Python SDK

RisingWave provides a Python SDK risingwave-py to help users develop event-driven applications. This SDK provides a simple way to perform ad-hoc queries, subscribe to changes, and define event handlers for tables and materialized views, making it easier to integrate real-time data into applications.

Use `risingwave-py` to connect to RisingWave

risingwave-py is a RisingWave Python SDK that provides the following capabilities:

Interact with RisingWave via Pandas DataFrame.
Subscribe and process changes from RisingWave tables or materialized views.
Run SQL commands supported in RisingWave.

Run RisingWave

To learn about how to run RisingWave, see Run RisingWave.

Connect to RisingWave

To connect to RisingWave via risingwave-py:

from risingwave import RisingWave, RisingWaveConnOptions

# Connect to RisingWave instance on localhost with named parameters
rw = RisingWave(
    RisingWaveConnOptions.from_connection_info(
        host="localhost", port=4566, user="root", password="root", database="dev"
    )
)

# Connect to RisingWave instance on localhost with connection string
rw = RisingWave(RisingWaveConnOptions("postgresql://root:root@localhost:4566/dev"))
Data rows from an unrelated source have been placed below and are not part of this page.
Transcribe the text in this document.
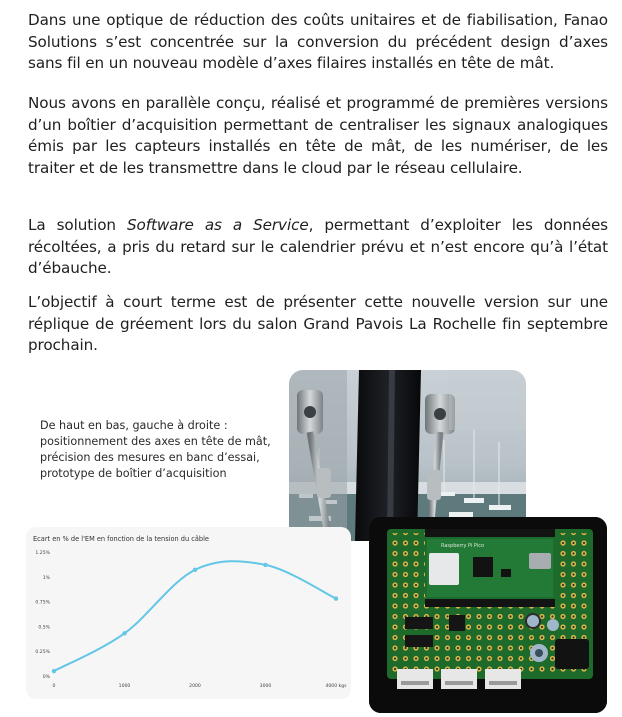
Dans une optique de réduction des coûts unitaires et de fiabilisation, Fanao Solutions s’est concentrée sur la conversion du précédent design d’axes sans fil en un nouveau modèle d’axes filaires installés en tête de mât.

Nous avons en parallèle conçu, réalisé et programmé de premières versions d’un boîtier d’acquisition permettant de centraliser les signaux analogiques émis par les capteurs installés en tête de mât, de les numériser, de les traiter et de les transmettre dans le cloud par le réseau cellulaire.

La solution Software as a Service, permettant d’exploiter les données récoltées, a pris du retard sur le calendrier prévu et n’est encore qu’à l’état d’ébauche.

L’objectif à court terme est de présenter cette nouvelle version sur une réplique de gréement lors du salon Grand Pavois La Rochelle fin septembre prochain.

De haut en bas, gauche à droite :
positionnement des axes en tête de mât,
précision des mesures en banc d’essai,
prototype de boîtier d’acquisition
Ecart en % de l'EM en fonction de la tension du câble
0%
0.25%
0.5%
0.75%
1%
1.25%
0	1000	2000	3000	4000 kgs
Raspberry Pi Pico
# You can create a new SQL connection and execute operations under the with statement. 
# This is the recommended way for python sdk usage.
with rw.getconn() as conn:
    conn.insert(...)
    conn.fetch(...)
    conn.execute(...)
    conn.mv(...)
    conn.on_change(...)


# You can also use the existing connection created by RisingWave object to execute operations.
# This will be used in the later sections for simplicity.
rw.insert(...)
rw.fetch(...)
rw.execute(...)
rw.mv(...)
rw.on_change(...)

Ingestion into RisingWave

Load a Pandas DataFrame into RisingWave:

from datetime import datetime
import pandas as pd

df = pd.DataFrame(
    {
        "product": ["foo", "bar"],
        "price": [123.4, 456.7],
        "ts": [datetime.strptime("2023-10-05 14:30:00", "%Y-%m-%d %H:%M:%S"), 
               datetime.strptime("2023-10-05 14:31:20", "%Y-%m-%d %H:%M:%S")],
    }
)

# A test table will be created if not exist in risingwave with the correct schema
rw.insert(table_name="test", data=df)

# You can provide an optional force_flush parameter and set it to True
# if you would the inserted data to be visible in fetch query immediately.
# Otherwise, data will be inserted in batches asynchronously for better performance.
# rw.insert(table_name="test", data=df, force_flush = True)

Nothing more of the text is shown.